Recalling the original equation: P = (R~A~*N/E)/A~T~, we compute P at the pixel level by applying the raster calculator on rasters for each component in the equation. P = ((R~A~*(P~A~/ P~A~))*N/E)/A~T~
-
We get R~A~ from the reclassified NLCD raster compute above
-
N is obtained by converting the block feature class to a raster on the population attribute.
-
E is converted to a raster by joining the dasyTbl to the blocks and converting that to a raster based on the E attribute.
-
And A~T~ is the Total column in the dasyTbl which we again join to the block attribute table and convert to raster.

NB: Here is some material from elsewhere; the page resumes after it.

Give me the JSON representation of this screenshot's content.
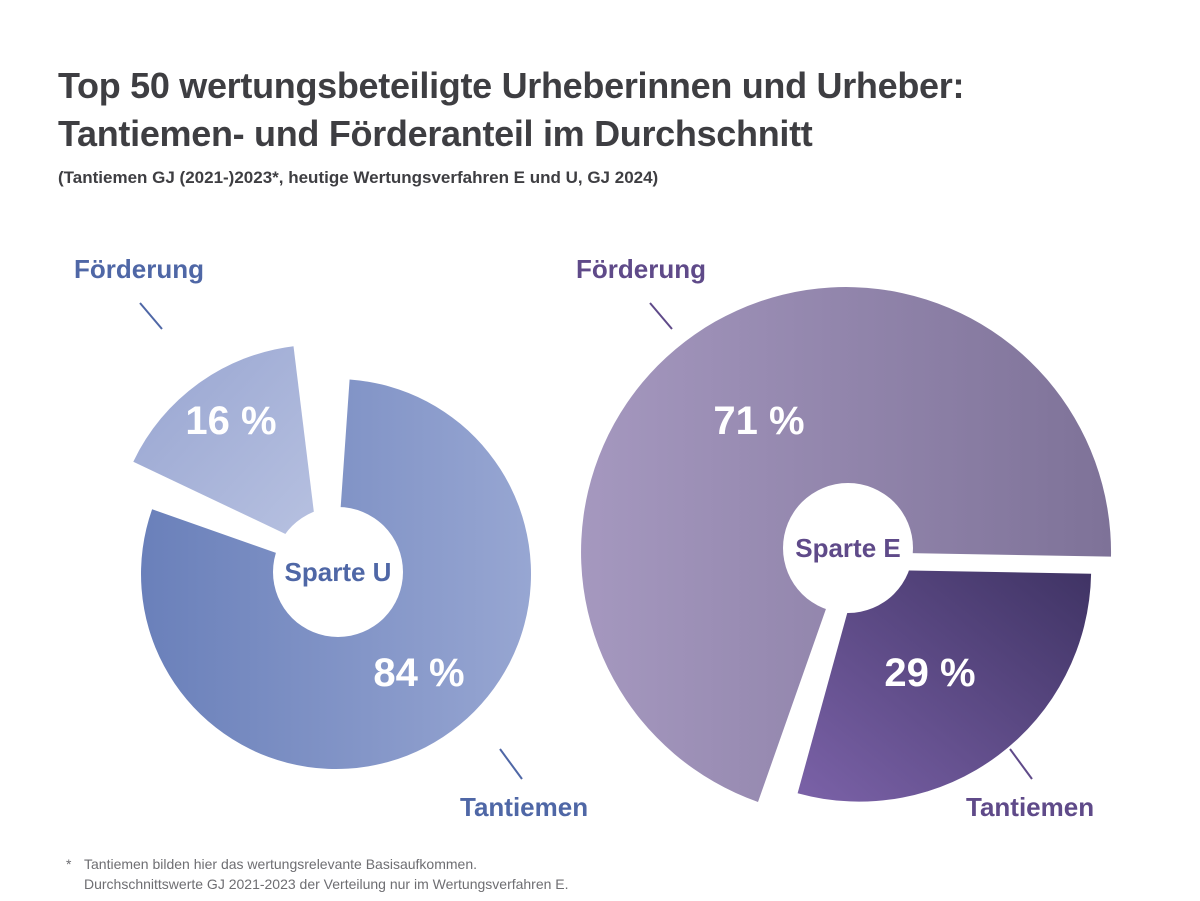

And here are the step-by-step instructions:
-
First create a copy of your block feature class. We're going to write new attributes to its table, so it's best to do this on a copy of the original data… Use Copy Features for this process.
-
Next use the Join Field tool to append the TOTAL and E fields from the dasyTbl table to the copied Block features.
-
Use three instances of the Polygon to Raster tool to convert the block population (D001), TOTAL, and E fields to rasters. I'll refer to the outputs as "BlockPop", "Block_Tot", and "Block_E", respectively. Be sure to set the output cell size to the same as the Relative Densities raster (30).
-
Compute population in the Raster Calculator tool by multiplying the Relative Densities by the Block Population output and divide by the product of 'E' * 'TOTAL':
("%Relative densities%" * "%BlockPop%") / ("%BlocksE%" * "%Block_Total%")
-
This result gives the # people per m2, so to increase to pixels we multiply by the pixel area to represent people per 30 x 30 pixel:
("%Relative densities%" * "%BlockPop%") / ("%BlocksE%" * "%Block_Total%") *** 900**
And the result is population at a 30 x 30 m cell size created by dishing out the block level population across pixels within the block – assigning more population to pixels with a higher expected relative density!
Display your result as stretch values, setting pixels with zero population as a distinct color. How does it look? Pull in the CAFO data: how many folks are expected to reside near hog farms?